[ENH] design question: how to signpost tagged estimator properties that may depend on components or parameters #6994
Description
In various different places - user frustration, internal interfaces, testing framework - we are encountering the issue of tags that may depend on hyperparameters, including on properties and hyperparameters of components. Examples:
- whether a distance based time series classifier/clusterer supports multivariate or unequal length data will depend on whether the distance used does
- whether a forecasting pipeline can deal with nans or categorical exogeneous data depends on whether some of the components can, and the sequence of those components (e.g., if the first component fills nans, the rest do not need to be able to handle nan)
Current philosophy has the tag on the respective estimators set to the most general setting, to avoid raising boilerplate errors in ambiguous cases, erring on the side of letting unsupported inputs through (as opposed to incorrectly blocking supported inputs).
However, this causes problems in retrieval related cases, such as:
- users searching for an estimator and then being confused/frustrated about concrete instances not supporting the capability that is nominally supported by the class (blueprint) tag, see here for an example: [BUG] TimeSeriesDBSCAN cannot handle unequal length time series despite being explicitly able to #6993
- test retrieval of classes and concrete instances being ambiguous about whether the test instances do have the intended capability, this has been a recurring problem in the introduction of categorical feature support, see here: [ENH] Extending categorical support in X to transformers and pipelines #6924
The problem is compounded by the fact that it may not be conclusively possible to infer the exact capability flag for a given composite, even if all the parameters are fully known, e.g.,:
- in the case of
sklearn
compatible estimators, the capability of supporting categorical data is partly but not entirely inspectable, e.g., from third party compatible estimators (likecatboost
). - in the case of pipelines, the sequentiality implies that the outputs may be valid even if the overall input is invalid for a given component.
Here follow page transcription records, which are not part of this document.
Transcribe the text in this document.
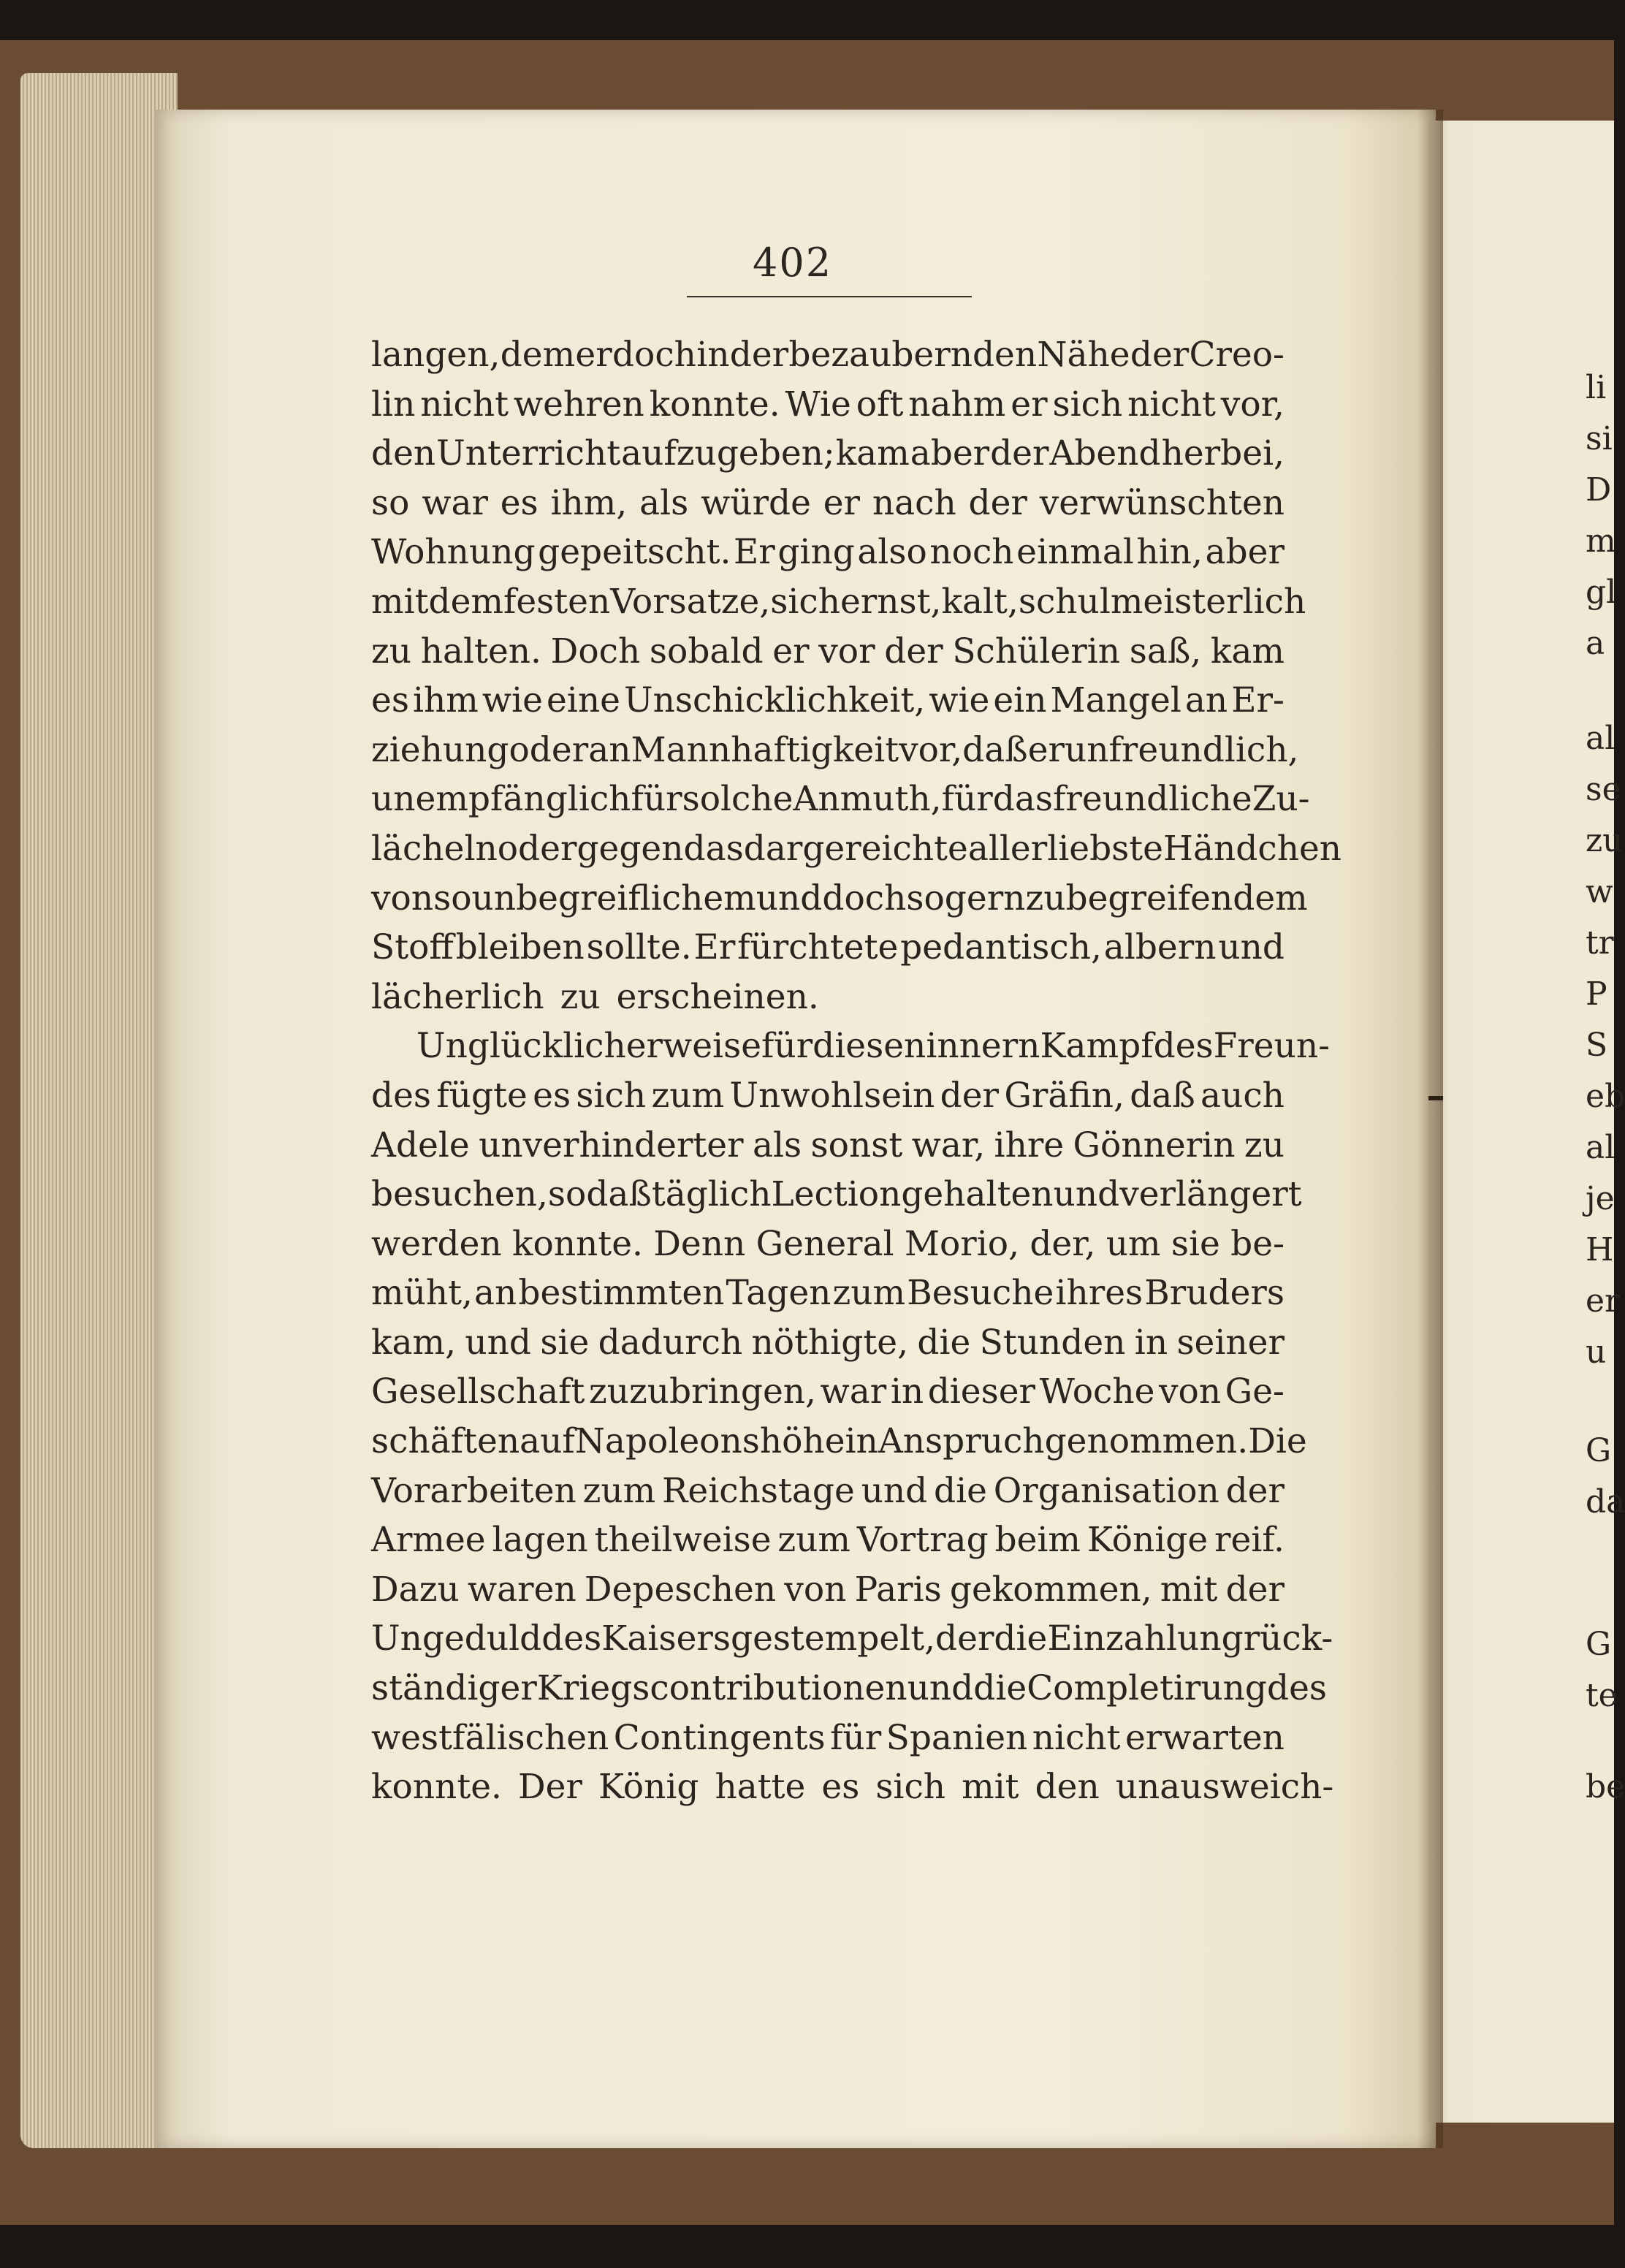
402
langen, dem er doch in der bezaubernden Nähe der Creo-
lin nicht wehren konnte. Wie oft nahm er sich nicht vor,
den Unterricht aufzugeben; kam aber der Abend herbei,
so war es ihm, als würde er nach der verwünschten
Wohnung gepeitscht. Er ging also noch einmal hin, aber
mit dem festen Vorsatze, sich ernst, kalt, schulmeisterlich
zu halten. Doch sobald er vor der Schülerin saß, kam
es ihm wie eine Unschicklichkeit, wie ein Mangel an Er-
ziehung oder an Mannhaftigkeit vor, daß er unfreundlich,
unempfänglich für solche Anmuth, für das freundliche Zu-
lächeln oder gegen das dargereichte allerliebste Händchen
von so unbegreiflichem und doch so gern zu begreifendem
Stoff bleiben sollte. Er fürchtete pedantisch, albern und
lächerlich zu erscheinen.
Unglücklicherweise für diesen innern Kampf des Freun-
des fügte es sich zum Unwohlsein der Gräfin, daß auch
Adele unverhinderter als sonst war, ihre Gönnerin zu
besuchen, sodaß täglich Lection gehalten und verlängert
werden konnte. Denn General Morio, der, um sie be-
müht, an bestimmten Tagen zum Besuche ihres Bruders
kam, und sie dadurch nöthigte, die Stunden in seiner
Gesellschaft zuzubringen, war in dieser Woche von Ge-
schäften auf Napoleonshöhe in Anspruch genommen. Die
Vorarbeiten zum Reichstage und die Organisation der
Armee lagen theilweise zum Vortrag beim Könige reif.
Dazu waren Depeschen von Paris gekommen, mit der
Ungeduld des Kaisers gestempelt, der die Einzahlung rück-
ständiger Kriegscontributionen und die Completirung des
westfälischen Contingents für Spanien nicht erwarten
konnte. Der König hatte es sich mit den unausweich-
li
si
D
m
gl
a
al
se
zu
w
tr
P
S
eb
al
je
H
er
u
G
da
G
te
be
An example is the "supports na" capability with an imputer at the start, see above. The current solution is a tag specifying whether nan are removed, however this is also imperfect as there is no tag that specifies whether nans are introduced, and that also may furthermore depend on the data.
@Abhay-Lejith or @yarnabrina (please correct me if I am misattributing) had the idea of, instead of using the "most general tag", introducing a value that means "indeterminate", i.e., dependent on components or parameters.
This issue is to discuss potential designs to address the problem, and/or the concrete suggestion and what it would entail in the code base.